Analyticity and the Daughter Structure of Conspiring Regge-Pole Families

Abstract

By studying reactions involving unequal-mass particles with spin, we show that much of the structure of possible families of conspiring Regge poles follows simply from imposing the $t=0\mathrm{}$ analyticity constraints. These requirements imply the necessity for both daughter and conspirator contributions, where in many cases the daughter poles are themselves conspirators. We discuss the pattern of ($t=0\mathrm{}$) singularity cancellation by daughter trajectories in both the single-parity families and double-parity families for general mass and spin processes and demonstrate that the two have rather different structure.
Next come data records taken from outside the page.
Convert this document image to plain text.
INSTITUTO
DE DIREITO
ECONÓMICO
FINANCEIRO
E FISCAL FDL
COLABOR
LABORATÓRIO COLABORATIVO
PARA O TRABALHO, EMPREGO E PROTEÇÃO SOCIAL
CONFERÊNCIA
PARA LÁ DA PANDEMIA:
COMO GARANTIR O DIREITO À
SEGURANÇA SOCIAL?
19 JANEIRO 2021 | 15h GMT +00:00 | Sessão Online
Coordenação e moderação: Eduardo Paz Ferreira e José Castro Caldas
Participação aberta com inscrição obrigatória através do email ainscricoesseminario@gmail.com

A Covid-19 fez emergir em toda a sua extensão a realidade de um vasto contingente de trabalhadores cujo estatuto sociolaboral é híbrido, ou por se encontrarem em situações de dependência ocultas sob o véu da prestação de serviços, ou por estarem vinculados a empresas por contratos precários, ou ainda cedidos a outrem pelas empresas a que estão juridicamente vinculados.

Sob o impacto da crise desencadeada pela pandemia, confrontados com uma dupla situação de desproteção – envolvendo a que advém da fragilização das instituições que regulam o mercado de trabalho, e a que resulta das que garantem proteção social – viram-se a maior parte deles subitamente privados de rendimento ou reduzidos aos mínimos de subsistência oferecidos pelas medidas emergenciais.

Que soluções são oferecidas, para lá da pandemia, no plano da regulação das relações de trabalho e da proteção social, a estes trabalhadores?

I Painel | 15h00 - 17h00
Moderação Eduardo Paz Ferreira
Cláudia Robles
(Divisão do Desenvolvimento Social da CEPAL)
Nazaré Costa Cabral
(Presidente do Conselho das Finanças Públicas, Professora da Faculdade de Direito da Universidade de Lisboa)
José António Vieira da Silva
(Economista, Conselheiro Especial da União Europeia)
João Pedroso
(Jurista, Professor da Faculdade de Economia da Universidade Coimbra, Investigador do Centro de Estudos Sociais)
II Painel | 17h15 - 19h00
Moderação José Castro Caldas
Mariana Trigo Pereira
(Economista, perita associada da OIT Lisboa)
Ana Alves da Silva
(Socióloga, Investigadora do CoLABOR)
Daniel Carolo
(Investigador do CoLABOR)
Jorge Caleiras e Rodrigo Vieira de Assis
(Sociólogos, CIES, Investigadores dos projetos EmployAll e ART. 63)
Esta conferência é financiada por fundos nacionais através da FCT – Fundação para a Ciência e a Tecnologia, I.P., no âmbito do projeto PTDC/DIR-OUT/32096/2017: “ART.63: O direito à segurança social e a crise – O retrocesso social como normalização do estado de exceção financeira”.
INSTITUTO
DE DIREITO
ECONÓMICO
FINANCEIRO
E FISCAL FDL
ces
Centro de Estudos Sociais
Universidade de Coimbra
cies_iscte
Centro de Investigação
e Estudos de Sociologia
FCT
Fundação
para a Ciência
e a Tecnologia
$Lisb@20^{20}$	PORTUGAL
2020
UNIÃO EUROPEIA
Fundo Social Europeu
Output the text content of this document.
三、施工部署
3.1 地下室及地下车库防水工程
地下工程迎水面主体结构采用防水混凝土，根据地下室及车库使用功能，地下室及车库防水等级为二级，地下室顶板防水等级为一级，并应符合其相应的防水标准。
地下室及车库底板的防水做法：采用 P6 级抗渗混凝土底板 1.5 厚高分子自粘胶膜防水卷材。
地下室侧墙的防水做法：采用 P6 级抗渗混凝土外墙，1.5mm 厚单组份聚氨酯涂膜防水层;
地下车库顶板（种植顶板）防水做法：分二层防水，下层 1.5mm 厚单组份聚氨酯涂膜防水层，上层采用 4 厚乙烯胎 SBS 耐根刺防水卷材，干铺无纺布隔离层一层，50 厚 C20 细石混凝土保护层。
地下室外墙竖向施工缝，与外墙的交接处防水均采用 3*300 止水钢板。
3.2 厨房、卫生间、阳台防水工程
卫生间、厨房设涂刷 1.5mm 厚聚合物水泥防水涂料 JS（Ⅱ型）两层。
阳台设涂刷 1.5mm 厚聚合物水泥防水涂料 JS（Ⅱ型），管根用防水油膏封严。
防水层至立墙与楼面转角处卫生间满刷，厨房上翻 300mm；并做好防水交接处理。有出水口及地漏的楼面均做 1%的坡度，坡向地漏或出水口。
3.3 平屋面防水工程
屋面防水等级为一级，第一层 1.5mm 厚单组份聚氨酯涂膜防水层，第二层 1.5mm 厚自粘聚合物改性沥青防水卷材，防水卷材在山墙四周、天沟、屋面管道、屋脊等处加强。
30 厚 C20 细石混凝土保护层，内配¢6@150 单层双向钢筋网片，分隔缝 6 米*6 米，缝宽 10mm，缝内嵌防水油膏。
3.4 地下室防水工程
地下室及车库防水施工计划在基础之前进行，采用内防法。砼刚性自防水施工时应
As an application, the reactions $\pi \pi \to \mathrm{VV}$, $\pi N\to \mathrm{VN}$, and $\mathrm{NN}\to \mathrm{NN}$ are examined in detail from the point of view of analyticity constraints. We show that in all cases factorization of the (first) daughter residues is consistent with the required analyticity properties of the amplitudes, and that in certain (nonevasive) cases the factorization of the daughter residues is directly implied by factorization for the leading pole when the conspiracy constraints are obeyed. We conclude that our results, based on analyticity (and factorization), complement the group-theoretic $O\left(4\right)\mathrm{}$ classification; the symmetry and analyticity methods give similar information when they overlap, but supplement each other in certain cases when one method is not readily applicable.